Don Nelson, do Golden State Warriors, é um destes treinadores. Na partida em questão, citada acima, colocou o ala Maggette para duelar com Duncan em um momento do jogo no qual apenas um homem de garrafão alinhava por sua equipe – o pivô Andris Biedrins. Obviamente Duncan deitou e rolou para cima do “ala-pivô” adversário. E não só porque o jogador do San Antonio Spurs é um dos melhores alas-pivô da história, mas também porque Maggette não é e nunca será um jogador para tal posição.

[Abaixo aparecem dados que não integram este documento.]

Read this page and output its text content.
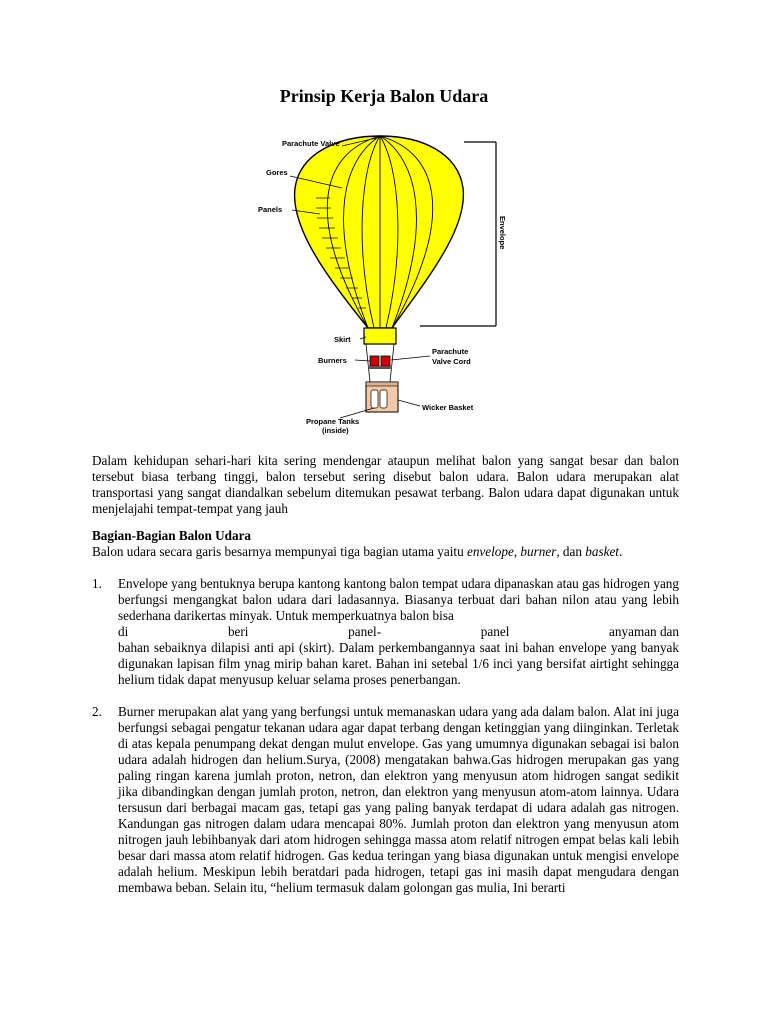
Prinsip Kerja Balon Udara
Parachute Valve
Gores
Panels
Envelope
Skirt
Burners
Parachute
Valve Cord
Wicker Basket
Propane Tanks
(inside)
Dalam kehidupan sehari-hari kita sering mendengar ataupun melihat balon yang sangat besar dan balon tersebut biasa terbang tinggi, balon tersebut sering disebut balon udara. Balon udara merupakan alat transportasi yang sangat diandalkan sebelum ditemukan pesawat terbang. Balon udara dapat digunakan untuk menjelajahi tempat-tempat yang jauh
Bagian-Bagian Balon Udara
Balon udara secara garis besarnya mempunyai tiga bagian utama yaitu envelope, burner, dan basket.
1. Envelope yang bentuknya berupa kantong kantong balon tempat udara dipanaskan atau gas hidrogen yang berfungsi mengangkat balon udara dari ladasannya. Biasanya terbuat dari bahan nilon atau yang lebih sederhana darikertas minyak. Untuk memperkuatnya balon bisa
di	beri	panel-	panel	anyaman dan
bahan sebaiknya dilapisi anti api (skirt). Dalam perkembangannya saat ini bahan envelope yang banyak digunakan lapisan film ynag mirip bahan karet. Bahan ini setebal 1/6 inci yang bersifat airtight sehingga helium tidak dapat menyusup keluar selama proses penerbangan.
2. Burner merupakan alat yang yang berfungsi untuk memanaskan udara yang ada dalam balon. Alat ini juga berfungsi sebagai pengatur tekanan udara agar dapat terbang dengan ketinggian yang diinginkan. Terletak di atas kepala penumpang dekat dengan mulut envelope. Gas yang umumnya digunakan sebagai isi balon udara adalah hidrogen dan helium.Surya, (2008) mengatakan bahwa.Gas hidrogen merupakan gas yang paling ringan karena jumlah proton, netron, dan elektron yang menyusun atom hidrogen sangat sedikit jika dibandingkan dengan jumlah proton, netron, dan elektron yang menyusun atom-atom lainnya. Udara tersusun dari berbagai macam gas, tetapi gas yang paling banyak terdapat di udara adalah gas nitrogen. Kandungan gas nitrogen dalam udara mencapai 80%. Jumlah proton dan elektron yang menyusun atom nitrogen jauh lebihbanyak dari atom hidrogen sehingga massa atom relatif nitrogen empat belas kali lebih besar dari massa atom relatif hidrogen. Gas kedua teringan yang biasa digunakan untuk mengisi envelope adalah helium. Meskipun lebih beratdari pada hidrogen, tetapi gas ini masih dapat mengudara dengan membawa beban. Selain itu, “helium termasuk dalam golongan gas mulia, Ini berarti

O resultado está aí: massacre do Spurs e o Warriors lá embaixo na classificação do Oeste. Nelson, a quem considero muito bom treinador, vem errando insistentemente na franquia de Oakland. E tais erros já começam a cheirar à insistência burra de alguém que ainda quer ser destaque na NBA. E ele não precisa disso. Don Nelson é o tipo de treinador que impõe sua presença apenas por seu nome, não precisa mais revolucionar a liga norte-americana de basquete. Isso ele já fez no passado. Fez quando foi pentacampeão da NBA. Fez quando foi escolhido por três vezes como melhor treinador da NBA. Fez quando foi eleito como um dos maiores dez técnicos a passar pela liga em toda sua história.

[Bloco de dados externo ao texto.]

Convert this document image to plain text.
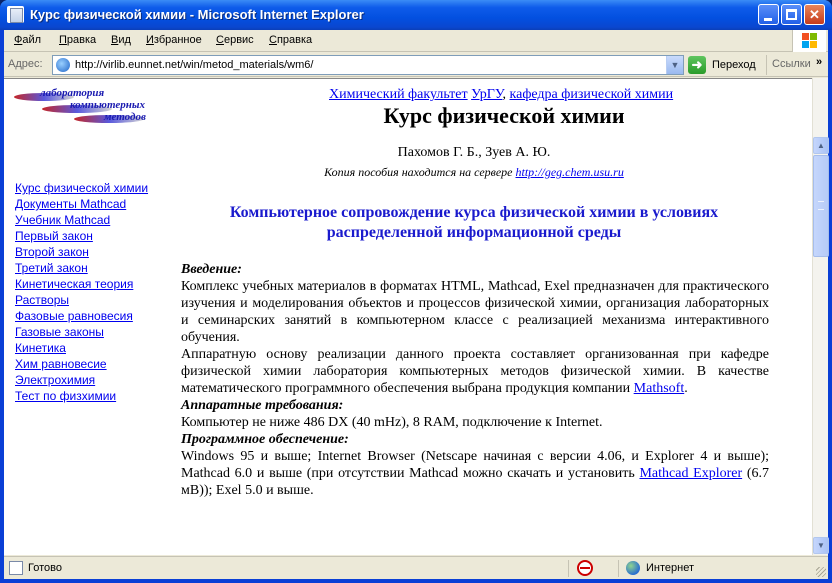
Курс физической химии - Microsoft Internet Explorer	✕
Файл Правка Вид Избранное Сервис Справка
Адрес:	http://virlib.eunnet.net/win/metod_materials/wm6/	▼ ➜ Переход Ссылки »
лаборатория
компьютерных
методов
Курс физической химии
Документы Mathcad
Учебник Mathcad
Первый закон
Второй закон
Третий закон
Кинетическая теория
Растворы
Фазовые равновесия
Газовые законы
Кинетика
Хим равновесие
Электрохимия
Тест по физхимии
Химический факультет УрГУ, кафедра физической химии
Курс физической химии
Пахомов Г. Б., Зуев А. Ю.
Копия пособия находится на сервере http://geg.chem.usu.ru
Компьютерное сопровождение курса физической химии в условиях распределенной информационной среды

Введение:

Комплекс учебных материалов в форматах HTML, Mathcad, Exel предназначен для практического изучения и моделирования объектов и процессов физической химии, организация лабораторных и семинарских занятий в компьютерном классе с реализацией механизма интерактивного обучения.

Аппаратную основу реализации данного проекта составляет организованная при кафедре физической химии лаборатория компьютерных методов физической химии. В качестве математического программного обеспечения выбрана продукция компании Mathsoft.

Аппаратные требования:

Компьютер не ниже 486 DX (40 mHz), 8 RAM, подключение к Internet.

Программное обеспечение:

Windows 95 и выше; Internet Browser (Netscape начиная с версии 4.06, и Explorer 4 и выше); Mathcad 6.0 и выше (при отсутствии Mathcad можно скачать и установить Mathcad Explorer (6.7 мВ)); Exel 5.0 и выше.

▲
▼
Готово	Интернет
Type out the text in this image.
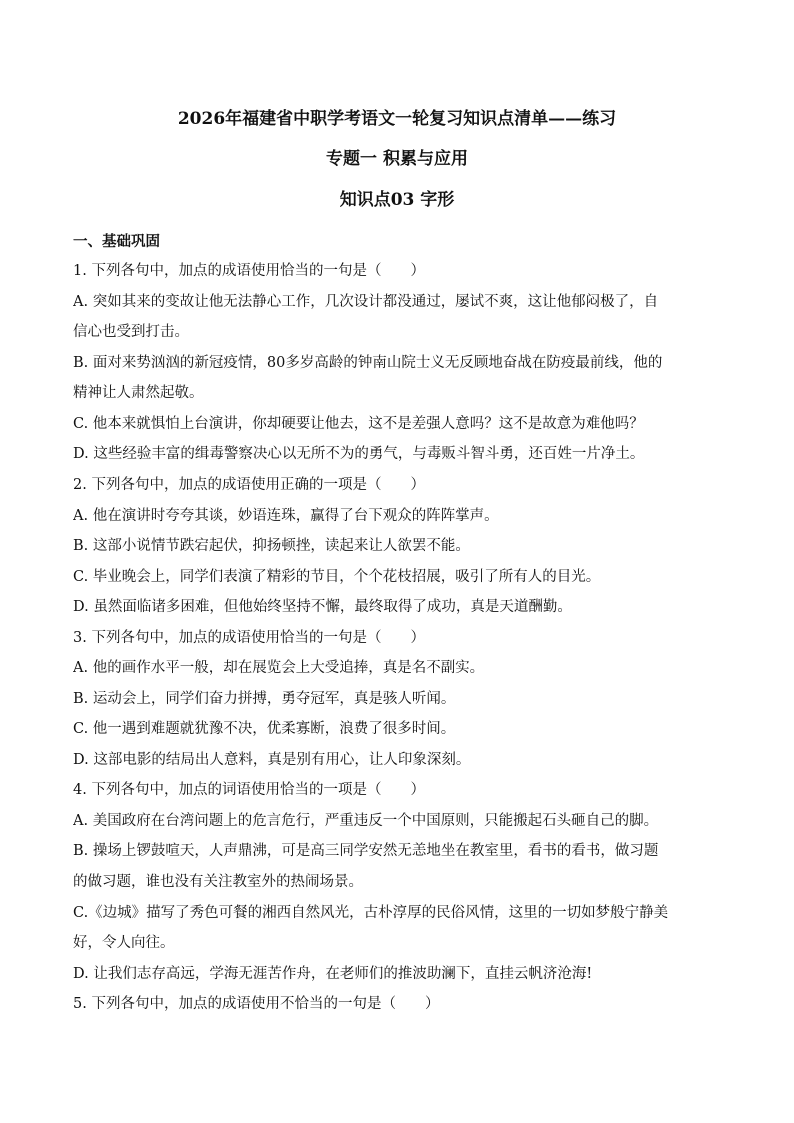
2026年福建省中职学考语文一轮复习知识点清单——练习
专题一 积累与应用
知识点03 字形
一、基础巩固
1. 下列各句中，加点的成语使用恰当的一句是（　　）
A. 突如其来的变故让他无法静心工作，几次设计都没通过，屡试不爽，这让他郁闷极了，自
信心也受到打击。
B. 面对来势汹汹的新冠疫情，80多岁高龄的钟南山院士义无反顾地奋战在防疫最前线，他的
精神让人肃然起敬。
C. 他本来就惧怕上台演讲，你却硬要让他去，这不是差强人意吗？这不是故意为难他吗？
D. 这些经验丰富的缉毒警察决心以无所不为的勇气，与毒贩斗智斗勇，还百姓一片净土。
2. 下列各句中，加点的成语使用正确的一项是（　　）
A. 他在演讲时夸夸其谈，妙语连珠，赢得了台下观众的阵阵掌声。
B. 这部小说情节跌宕起伏，抑扬顿挫，读起来让人欲罢不能。
C. 毕业晚会上，同学们表演了精彩的节目，个个花枝招展，吸引了所有人的目光。
D. 虽然面临诸多困难，但他始终坚持不懈，最终取得了成功，真是天道酬勤。
3. 下列各句中，加点的成语使用恰当的一句是（　　）
A. 他的画作水平一般，却在展览会上大受追捧，真是名不副实。
B. 运动会上，同学们奋力拼搏，勇夺冠军，真是骇人听闻。
C. 他一遇到难题就犹豫不决，优柔寡断，浪费了很多时间。
D. 这部电影的结局出人意料，真是别有用心，让人印象深刻。
4. 下列各句中，加点的词语使用恰当的一项是（　　）
A. 美国政府在台湾问题上的危言危行，严重违反一个中国原则，只能搬起石头砸自己的脚。
B. 操场上锣鼓喧天，人声鼎沸，可是高三同学安然无恙地坐在教室里，看书的看书，做习题
的做习题，谁也没有关注教室外的热闹场景。
C.《边城》描写了秀色可餐的湘西自然风光，古朴淳厚的民俗风情，这里的一切如梦般宁静美
好，令人向往。
D. 让我们志存高远，学海无涯苦作舟，在老师们的推波助澜下，直挂云帆济沧海!
5. 下列各句中，加点的成语使用不恰当的一句是（　　）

Nelson montou o Dallas Mavericks que hoje é um dos grandes times da NBA – me desculpem os torcedores da franquia, mas antes do treinador passar por Dallas o Mavericks não impunha respeito com ninguém. E, apesar de nunca ter sido campeão como treinador, é um dos mais respeitados no meio. Sinal disso são treinadores mais jovens que adotam estilo semelhante ao seu. Mike D’Antoni é um exemplo desses novos técnicos que parecem se espelhar em Nelson.

Enfim, tudo que falei, a defesa que fiz do treinador do Warriors citando seus feitos, tudo o que foi dito tem um objetivo: alardear que pode ser a hora de Nelson rever conceitos. Concordo que o time do Warriors é fraco demais e que nem o melhor dos treinadores daria jeito na bagunça que se instalou em Oakland. Mas Don Nelson é um dos culpados pela bagunça atual. Ele quem pede jogadores que se adaptem ao esquema rápido que gosta. Ele quem não conseguiu montar uma defesa no mínimo menos vazada por lá. Ele quem chegou, junto com o time, ao ponto de colocar Corey Maggette para marcar Tim Duncan.

Enquanto isso, Gregg Popovich e Phil Jackson vão colecionando títulos, elogios e seguidores. Don Nelson, para sempre na história, vai ficando cada vez mais longe do sonhado anel como treinador. E sua culpa neste quesito é grande.